Timely judgment to firm up secular ethos

THE ASIAN AGE.
Published : Jan 4, 2017, 3:46 am IST
Updated : Jan 4, 2017, 6:54 am IST

Given the country’s bewildering diversities, Indian democracy is a complex project.

Supreme Court of India
 Supreme Court of India

A constitution bench of the Supreme Court led by Chief Justice of India T.S. Thakur passed a landmark judgment on Monday and ruled that seeking votes in elections in the name of religion, caste, race or language would constitute a corrupt practice.

The significance of the judgment, which came a day before the superannuation of Mr Thakur, cannot be lost sight of. The constitution bench was revisiting earlier judgments in respect of elections and the misuse of religion (and other social factors, invoking which can be divisive), including one of 1995, in which the then CJI, Justice J.S. Verma had equated “Hindutva” with “Hinduism” and called it a “way of life”, implying that reference to it cannot sully an election.

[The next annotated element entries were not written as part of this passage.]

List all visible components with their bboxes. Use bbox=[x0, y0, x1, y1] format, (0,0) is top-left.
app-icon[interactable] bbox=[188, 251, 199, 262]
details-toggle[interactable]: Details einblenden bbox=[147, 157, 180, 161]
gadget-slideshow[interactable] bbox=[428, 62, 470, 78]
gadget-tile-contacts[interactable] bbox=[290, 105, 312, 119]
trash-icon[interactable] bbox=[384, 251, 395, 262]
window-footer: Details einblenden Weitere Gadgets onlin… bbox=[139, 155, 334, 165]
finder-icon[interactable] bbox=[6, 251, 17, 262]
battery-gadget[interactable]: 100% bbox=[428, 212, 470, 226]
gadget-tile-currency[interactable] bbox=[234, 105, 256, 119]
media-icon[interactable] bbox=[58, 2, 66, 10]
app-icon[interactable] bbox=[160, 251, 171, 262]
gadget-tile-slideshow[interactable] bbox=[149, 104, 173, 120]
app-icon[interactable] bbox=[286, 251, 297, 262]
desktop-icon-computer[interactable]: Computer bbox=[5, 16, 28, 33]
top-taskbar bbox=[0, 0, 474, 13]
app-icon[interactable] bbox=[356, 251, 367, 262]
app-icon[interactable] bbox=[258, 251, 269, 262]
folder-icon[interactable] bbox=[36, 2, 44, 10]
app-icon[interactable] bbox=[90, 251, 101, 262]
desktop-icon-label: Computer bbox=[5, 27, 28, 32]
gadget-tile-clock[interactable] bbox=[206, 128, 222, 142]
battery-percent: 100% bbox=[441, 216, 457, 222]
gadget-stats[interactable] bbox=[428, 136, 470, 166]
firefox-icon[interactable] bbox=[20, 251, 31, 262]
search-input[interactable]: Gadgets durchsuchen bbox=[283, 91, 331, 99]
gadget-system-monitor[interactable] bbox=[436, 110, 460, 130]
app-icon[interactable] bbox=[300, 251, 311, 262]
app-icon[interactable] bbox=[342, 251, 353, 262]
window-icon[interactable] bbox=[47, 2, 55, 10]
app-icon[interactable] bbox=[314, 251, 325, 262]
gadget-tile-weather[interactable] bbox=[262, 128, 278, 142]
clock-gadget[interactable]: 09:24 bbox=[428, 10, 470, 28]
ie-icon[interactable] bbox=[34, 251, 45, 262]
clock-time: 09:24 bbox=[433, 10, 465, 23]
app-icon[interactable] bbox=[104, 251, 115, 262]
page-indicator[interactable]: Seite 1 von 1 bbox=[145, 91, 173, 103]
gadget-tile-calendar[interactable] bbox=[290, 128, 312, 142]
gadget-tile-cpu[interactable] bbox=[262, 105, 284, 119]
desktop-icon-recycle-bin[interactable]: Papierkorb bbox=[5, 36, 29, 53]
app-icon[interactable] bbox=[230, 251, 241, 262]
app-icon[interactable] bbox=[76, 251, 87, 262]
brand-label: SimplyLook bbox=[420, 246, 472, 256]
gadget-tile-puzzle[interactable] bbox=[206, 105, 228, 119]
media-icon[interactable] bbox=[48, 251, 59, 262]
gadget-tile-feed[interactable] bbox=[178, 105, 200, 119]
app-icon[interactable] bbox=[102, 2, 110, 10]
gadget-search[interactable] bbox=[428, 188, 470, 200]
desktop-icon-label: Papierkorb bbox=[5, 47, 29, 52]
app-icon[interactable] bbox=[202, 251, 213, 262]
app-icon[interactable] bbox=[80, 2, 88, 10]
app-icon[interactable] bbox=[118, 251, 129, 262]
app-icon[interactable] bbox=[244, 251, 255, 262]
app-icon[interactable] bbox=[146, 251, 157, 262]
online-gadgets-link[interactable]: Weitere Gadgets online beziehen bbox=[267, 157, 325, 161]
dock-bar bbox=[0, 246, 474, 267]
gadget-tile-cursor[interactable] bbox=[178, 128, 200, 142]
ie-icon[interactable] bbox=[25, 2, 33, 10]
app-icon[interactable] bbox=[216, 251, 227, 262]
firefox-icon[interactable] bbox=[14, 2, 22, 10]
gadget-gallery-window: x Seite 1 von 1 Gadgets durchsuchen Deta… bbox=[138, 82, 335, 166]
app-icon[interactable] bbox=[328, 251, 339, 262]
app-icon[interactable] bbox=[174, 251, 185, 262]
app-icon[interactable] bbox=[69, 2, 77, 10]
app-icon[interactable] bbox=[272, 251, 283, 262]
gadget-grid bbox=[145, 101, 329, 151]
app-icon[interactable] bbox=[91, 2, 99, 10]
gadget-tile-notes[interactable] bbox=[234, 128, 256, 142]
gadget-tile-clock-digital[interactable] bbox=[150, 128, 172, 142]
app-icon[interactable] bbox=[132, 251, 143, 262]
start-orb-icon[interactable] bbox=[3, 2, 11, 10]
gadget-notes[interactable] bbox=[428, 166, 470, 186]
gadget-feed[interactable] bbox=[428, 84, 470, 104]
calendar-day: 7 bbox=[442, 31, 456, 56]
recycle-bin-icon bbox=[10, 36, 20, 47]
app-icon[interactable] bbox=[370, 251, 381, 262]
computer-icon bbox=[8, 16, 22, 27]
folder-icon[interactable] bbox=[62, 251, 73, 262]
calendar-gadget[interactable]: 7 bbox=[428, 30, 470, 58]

The Monday judgment was on petitions challenging the 1995 position. In that sense, it acquires special meaning since votaries of the political philosophy of “Hindutva” had assumed that appeal to voters in the name of this political creed would not attract a penalty under Section 123 of the Representation of the People Act as only a “way of life” was implied and not political communalism.

The judgment was passed 4:3. It is true, as the dissenting judges have argued, that for seven decades India has run as a secular state and invocation of religion or particular castes has not played a noteworthy role in elections and, as such, there was no need to amplify the meaning or interpretation of Article 123 of the RPA. However, the minority section of the constitution bench appears to have failed to appreciate the confusion created by the 1995 verdict equating “Hindutva” with “a way of life”.

Since the constitution bench led by the CJI was looking at the matter with that point of reference, imagine the malign impact (on the eve of crucial polls in Uttar Pradesh and four other states) if the verdict had kept silent on invoking “Hindutva” or “Hinduism” in the forthcoming election campaign or, worse, implied that this was non-prejudicial and kosher.

Seen in this perspective, the majority led by the CJI was not over-reaching and seeking to embark on a course of legislation by the judiciary.

Given the country’s bewildering diversities, Indian democracy is a complex project, which has been fairly successful and has been guided by the genius of its people. But the risk of majoritarian tendencies taking hold politically and socially, with the inevitability of this impacting the election process, needs to be guarded against. Already there have been periods when the risk of religion and caste casting a shadow on the poll process has seemed high. The Monday judgment can be framed in this broad context. The judicial relief would help to strengthen the faith of our minorities in our election process.